You are viewing a plain text version of this content. The canonical link for it is here.

Posted to user@cassandra.apache.org by Lee Mighdoll <le...@underneath.ca> on 2013/12/18 18:26:20 UTC

how wide to make wide rows in practice?

I think the recommendation once upon a time was to keep wide storage engine
internal rows from growing too large.  e.g. for time series, it was
recommended to partition samples by day or by hour to keep the size
manageable.

What's the current cassandra 2.0 advice on sizing for wide storage engine
rows?  Can we drop the added complexity of managing day/hour partitioning
for time series stores?

And what do you watch out for if the storage engine rows are a bit
uncomfortably large?  Do extra large rows slow the read path at all?  Or
something subtle like added latency from GC pressure at compaction time?

Cheers,
Lee

Re: how wide to make wide rows in practice?

Posted by Lee Mighdoll <le...@underneath.ca>.

Hi Rob, thanks for the refresher, and the the issue link (fixed today too-
thanks Sylvain!).

Cheers,
Lee


On Wed, Dec 18, 2013 at 10:47 AM, Robert Coli <rc...@eventbrite.com> wrote:

> On Wed, Dec 18, 2013 at 9:26 AM, Lee Mighdoll <le...@underneath.ca> wrote:
>
>> What's the current cassandra 2.0 advice on sizing for wide storage engine
>> rows?  Can we drop the added complexity of managing day/hour partitioning
>> for time series stores?
>>
>
> "A few hundred megs" at very most is generally
> recommended. in_memory_compaction_limit_in_mb still defaults to 64mb, so
> rows greater than this size are compacted on disk...
>
> Cassandra 2.0 and CQL3 storage don't meaningfully change underlying
> storage assumptions.
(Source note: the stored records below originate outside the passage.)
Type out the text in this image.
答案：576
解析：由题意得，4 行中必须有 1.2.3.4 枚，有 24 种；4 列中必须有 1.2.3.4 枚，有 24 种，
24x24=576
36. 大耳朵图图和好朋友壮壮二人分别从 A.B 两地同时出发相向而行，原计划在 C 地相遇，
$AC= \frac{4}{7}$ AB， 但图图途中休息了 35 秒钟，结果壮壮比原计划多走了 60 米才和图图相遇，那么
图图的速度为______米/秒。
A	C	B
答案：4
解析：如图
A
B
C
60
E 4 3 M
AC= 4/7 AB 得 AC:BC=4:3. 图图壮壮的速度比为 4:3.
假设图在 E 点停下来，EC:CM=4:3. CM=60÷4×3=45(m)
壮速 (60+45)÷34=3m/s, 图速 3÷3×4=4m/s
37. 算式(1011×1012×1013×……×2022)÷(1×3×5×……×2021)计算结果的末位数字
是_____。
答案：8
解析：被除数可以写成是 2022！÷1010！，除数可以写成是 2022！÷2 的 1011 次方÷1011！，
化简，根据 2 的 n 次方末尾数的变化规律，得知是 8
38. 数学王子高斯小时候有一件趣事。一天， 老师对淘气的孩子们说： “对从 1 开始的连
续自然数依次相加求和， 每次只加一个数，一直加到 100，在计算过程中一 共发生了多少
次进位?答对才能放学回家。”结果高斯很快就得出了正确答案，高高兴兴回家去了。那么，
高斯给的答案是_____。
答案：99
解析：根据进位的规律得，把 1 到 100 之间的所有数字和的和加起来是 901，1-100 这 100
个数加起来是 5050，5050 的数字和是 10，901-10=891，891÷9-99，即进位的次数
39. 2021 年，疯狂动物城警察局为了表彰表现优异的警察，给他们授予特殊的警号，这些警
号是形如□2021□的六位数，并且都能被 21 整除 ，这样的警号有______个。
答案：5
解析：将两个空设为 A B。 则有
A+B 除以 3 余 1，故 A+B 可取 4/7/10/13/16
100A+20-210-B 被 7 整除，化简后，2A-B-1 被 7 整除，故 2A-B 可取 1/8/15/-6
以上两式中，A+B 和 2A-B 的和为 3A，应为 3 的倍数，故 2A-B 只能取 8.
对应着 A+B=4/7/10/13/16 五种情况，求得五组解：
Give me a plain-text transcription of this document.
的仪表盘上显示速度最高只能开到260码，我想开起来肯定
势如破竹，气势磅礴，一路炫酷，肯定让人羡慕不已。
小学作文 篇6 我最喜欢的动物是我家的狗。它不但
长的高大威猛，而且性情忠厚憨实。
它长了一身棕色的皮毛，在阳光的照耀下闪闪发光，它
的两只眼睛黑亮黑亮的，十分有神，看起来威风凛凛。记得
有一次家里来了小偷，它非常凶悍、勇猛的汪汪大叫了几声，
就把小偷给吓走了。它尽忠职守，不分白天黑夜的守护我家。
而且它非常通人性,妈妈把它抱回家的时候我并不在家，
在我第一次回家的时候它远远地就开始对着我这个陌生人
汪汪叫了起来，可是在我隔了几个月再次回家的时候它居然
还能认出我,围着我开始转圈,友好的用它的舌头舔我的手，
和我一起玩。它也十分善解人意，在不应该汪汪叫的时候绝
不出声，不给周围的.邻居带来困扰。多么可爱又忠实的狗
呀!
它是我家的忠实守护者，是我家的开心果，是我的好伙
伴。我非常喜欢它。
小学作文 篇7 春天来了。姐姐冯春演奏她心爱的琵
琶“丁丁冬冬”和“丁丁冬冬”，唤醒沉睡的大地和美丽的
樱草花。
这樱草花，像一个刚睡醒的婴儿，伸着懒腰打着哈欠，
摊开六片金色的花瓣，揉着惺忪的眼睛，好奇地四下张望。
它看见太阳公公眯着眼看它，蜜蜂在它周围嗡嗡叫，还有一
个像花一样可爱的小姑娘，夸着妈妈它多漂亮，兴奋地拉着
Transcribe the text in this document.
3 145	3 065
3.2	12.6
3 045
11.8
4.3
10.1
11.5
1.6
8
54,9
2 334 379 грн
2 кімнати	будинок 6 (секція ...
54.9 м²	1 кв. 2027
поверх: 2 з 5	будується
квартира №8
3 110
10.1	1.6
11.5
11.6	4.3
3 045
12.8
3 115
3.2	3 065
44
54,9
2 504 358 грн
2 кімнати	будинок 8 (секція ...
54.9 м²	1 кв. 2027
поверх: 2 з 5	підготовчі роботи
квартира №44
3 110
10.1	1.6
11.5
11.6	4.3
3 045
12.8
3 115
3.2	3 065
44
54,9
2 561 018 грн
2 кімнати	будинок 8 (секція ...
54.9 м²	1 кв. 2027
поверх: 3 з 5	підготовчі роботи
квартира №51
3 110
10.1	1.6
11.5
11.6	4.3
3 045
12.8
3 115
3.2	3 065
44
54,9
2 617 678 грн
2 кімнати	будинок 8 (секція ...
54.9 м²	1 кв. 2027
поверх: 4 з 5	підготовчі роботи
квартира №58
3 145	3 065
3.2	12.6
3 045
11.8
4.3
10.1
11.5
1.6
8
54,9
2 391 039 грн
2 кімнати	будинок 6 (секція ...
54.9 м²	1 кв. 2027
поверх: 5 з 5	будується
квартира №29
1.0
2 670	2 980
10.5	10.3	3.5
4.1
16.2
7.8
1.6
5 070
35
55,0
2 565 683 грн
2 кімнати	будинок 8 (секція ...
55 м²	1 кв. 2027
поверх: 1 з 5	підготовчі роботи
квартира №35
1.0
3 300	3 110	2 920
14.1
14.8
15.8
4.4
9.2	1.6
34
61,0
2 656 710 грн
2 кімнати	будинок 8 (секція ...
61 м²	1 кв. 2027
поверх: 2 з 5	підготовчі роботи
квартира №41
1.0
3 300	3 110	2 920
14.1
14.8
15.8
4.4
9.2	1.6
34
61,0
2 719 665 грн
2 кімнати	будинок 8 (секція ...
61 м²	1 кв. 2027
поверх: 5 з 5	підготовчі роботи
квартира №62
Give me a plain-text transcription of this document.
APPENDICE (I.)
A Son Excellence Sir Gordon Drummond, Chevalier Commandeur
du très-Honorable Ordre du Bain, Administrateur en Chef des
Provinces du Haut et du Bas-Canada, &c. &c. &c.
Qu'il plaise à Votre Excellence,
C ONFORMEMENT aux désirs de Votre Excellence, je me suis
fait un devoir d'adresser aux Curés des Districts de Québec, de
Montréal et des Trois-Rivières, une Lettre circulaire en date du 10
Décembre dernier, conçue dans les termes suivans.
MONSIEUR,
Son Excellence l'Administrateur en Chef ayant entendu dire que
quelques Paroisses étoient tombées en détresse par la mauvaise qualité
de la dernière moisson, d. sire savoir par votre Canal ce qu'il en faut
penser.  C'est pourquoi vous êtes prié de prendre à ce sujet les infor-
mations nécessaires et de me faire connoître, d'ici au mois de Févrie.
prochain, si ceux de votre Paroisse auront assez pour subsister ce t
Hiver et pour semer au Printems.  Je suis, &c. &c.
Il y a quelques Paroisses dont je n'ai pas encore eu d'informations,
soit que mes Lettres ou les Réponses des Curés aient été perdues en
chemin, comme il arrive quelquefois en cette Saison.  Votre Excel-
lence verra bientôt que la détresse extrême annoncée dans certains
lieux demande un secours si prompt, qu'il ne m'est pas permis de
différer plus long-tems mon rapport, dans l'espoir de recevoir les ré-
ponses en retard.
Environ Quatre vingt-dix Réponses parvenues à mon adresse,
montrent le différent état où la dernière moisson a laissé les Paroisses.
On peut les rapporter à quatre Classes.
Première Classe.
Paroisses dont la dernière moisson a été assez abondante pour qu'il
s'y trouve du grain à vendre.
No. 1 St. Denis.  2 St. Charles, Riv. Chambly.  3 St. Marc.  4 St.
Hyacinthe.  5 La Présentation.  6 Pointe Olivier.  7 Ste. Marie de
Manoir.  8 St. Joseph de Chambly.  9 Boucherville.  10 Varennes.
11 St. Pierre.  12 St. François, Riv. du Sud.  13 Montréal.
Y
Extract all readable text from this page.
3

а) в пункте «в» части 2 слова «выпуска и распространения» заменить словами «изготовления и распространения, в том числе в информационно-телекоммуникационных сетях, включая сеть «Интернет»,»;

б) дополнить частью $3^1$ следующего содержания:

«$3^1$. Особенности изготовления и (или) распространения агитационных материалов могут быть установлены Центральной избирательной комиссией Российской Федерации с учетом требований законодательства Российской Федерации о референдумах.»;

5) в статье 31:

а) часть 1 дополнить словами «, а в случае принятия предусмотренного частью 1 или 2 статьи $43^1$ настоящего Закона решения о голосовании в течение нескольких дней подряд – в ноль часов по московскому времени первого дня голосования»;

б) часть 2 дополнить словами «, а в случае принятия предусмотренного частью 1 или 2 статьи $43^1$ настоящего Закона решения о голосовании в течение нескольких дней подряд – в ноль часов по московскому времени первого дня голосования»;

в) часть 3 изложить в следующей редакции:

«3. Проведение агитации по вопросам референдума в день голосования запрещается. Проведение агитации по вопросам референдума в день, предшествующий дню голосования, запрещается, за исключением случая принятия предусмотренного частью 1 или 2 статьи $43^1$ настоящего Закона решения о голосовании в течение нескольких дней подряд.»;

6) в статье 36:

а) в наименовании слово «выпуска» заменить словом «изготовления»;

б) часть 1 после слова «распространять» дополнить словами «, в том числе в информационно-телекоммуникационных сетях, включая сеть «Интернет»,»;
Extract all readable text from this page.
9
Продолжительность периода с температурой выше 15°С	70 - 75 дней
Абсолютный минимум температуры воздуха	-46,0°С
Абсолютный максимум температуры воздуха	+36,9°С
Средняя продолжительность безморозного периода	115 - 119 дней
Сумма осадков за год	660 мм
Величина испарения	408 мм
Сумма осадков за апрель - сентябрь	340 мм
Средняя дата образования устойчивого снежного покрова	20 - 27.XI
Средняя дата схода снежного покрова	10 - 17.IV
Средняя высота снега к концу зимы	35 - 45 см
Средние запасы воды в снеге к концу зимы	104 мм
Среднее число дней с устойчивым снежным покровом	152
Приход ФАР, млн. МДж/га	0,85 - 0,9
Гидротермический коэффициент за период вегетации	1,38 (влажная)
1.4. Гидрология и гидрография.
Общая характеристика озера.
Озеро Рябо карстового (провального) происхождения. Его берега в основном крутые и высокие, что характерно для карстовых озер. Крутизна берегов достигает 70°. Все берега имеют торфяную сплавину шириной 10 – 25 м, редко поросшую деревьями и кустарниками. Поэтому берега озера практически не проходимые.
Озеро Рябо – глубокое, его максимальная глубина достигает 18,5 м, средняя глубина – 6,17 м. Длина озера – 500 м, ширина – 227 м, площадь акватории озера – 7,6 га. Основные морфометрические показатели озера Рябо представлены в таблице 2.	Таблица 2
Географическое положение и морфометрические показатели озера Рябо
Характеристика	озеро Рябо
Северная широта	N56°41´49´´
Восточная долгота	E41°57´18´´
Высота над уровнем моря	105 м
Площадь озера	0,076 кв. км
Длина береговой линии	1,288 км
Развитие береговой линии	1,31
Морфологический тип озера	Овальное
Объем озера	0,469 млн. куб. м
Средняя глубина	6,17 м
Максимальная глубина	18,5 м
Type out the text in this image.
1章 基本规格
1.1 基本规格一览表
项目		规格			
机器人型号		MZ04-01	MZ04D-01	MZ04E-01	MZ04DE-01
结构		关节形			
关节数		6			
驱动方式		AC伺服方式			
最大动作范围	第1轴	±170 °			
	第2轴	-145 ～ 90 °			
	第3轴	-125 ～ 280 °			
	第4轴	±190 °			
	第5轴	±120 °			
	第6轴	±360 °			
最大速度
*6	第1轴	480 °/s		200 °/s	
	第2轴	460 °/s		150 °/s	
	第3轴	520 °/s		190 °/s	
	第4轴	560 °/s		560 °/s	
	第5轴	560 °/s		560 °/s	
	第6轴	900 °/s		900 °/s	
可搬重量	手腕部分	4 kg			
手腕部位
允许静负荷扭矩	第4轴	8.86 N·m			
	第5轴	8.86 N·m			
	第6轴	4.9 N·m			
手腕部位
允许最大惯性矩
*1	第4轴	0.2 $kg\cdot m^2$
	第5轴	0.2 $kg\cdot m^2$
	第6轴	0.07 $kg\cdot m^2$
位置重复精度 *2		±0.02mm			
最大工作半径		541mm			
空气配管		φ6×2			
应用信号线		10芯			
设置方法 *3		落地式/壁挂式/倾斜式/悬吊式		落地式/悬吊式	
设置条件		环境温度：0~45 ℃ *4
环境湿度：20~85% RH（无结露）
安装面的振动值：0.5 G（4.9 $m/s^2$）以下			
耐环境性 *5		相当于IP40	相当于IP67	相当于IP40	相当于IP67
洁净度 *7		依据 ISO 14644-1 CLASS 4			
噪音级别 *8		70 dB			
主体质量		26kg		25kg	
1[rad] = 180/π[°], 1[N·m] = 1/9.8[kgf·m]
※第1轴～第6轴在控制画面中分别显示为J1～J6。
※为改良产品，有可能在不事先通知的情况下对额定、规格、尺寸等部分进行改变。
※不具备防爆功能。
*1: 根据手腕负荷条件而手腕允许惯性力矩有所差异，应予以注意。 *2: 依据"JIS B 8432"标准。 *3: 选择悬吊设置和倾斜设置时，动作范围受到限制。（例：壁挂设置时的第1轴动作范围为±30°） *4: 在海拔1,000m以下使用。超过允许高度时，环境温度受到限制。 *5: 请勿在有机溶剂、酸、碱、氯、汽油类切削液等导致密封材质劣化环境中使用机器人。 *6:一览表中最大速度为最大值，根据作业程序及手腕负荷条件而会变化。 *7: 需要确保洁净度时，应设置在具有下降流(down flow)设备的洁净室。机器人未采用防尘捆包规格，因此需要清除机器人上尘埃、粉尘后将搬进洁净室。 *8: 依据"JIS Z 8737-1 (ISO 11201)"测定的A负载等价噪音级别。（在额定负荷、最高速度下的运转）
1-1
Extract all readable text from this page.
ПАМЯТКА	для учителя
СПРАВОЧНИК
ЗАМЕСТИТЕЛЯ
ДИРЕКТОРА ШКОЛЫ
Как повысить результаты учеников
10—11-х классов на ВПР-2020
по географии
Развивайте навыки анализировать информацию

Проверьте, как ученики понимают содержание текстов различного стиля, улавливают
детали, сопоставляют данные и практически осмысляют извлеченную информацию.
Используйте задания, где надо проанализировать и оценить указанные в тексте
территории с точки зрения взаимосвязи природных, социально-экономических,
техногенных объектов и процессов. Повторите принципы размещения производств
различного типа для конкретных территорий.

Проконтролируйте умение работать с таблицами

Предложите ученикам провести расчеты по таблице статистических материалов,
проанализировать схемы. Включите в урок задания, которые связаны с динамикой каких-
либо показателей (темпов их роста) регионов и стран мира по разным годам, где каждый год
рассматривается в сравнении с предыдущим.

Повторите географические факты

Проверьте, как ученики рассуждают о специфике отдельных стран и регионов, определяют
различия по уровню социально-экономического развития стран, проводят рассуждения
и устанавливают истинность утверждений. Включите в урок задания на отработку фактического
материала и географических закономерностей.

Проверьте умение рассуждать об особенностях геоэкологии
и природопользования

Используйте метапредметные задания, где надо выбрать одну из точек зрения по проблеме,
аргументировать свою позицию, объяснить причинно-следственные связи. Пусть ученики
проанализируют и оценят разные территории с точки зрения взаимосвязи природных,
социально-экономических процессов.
It just packs an abstraction layer on top. Cassandra
> 2.1 moves some of that abstraction down into storage, but most fundamental
> assumptions will still remain the same.
>
> https://issues.apache.org/jira/browse/CASSANDRA-5417
>
> =Rob
>

Re: how wide to make wide rows in practice?

Posted by Robert Coli <rc...@eventbrite.com>.

On Wed, Dec 18, 2013 at 9:26 AM, Lee Mighdoll <le...@underneath.ca> wrote:

> What's the current cassandra 2.0 advice on sizing for wide storage engine
> rows?  Can we drop the added complexity of managing day/hour partitioning
> for time series stores?
>

"A few hundred megs" at very most is generally
recommended. in_memory_compaction_limit_in_mb still defaults to 64mb, so
rows greater than this size are compacted on disk...

Cassandra 2.0 and CQL3 storage don't meaningfully change underlying storage
assumptions. It just packs an abstraction layer on top. Cassandra 2.1 moves
some of that abstraction down into storage, but most fundamental
assumptions will still remain the same.

https://issues.apache.org/jira/browse/CASSANDRA-5417

=Rob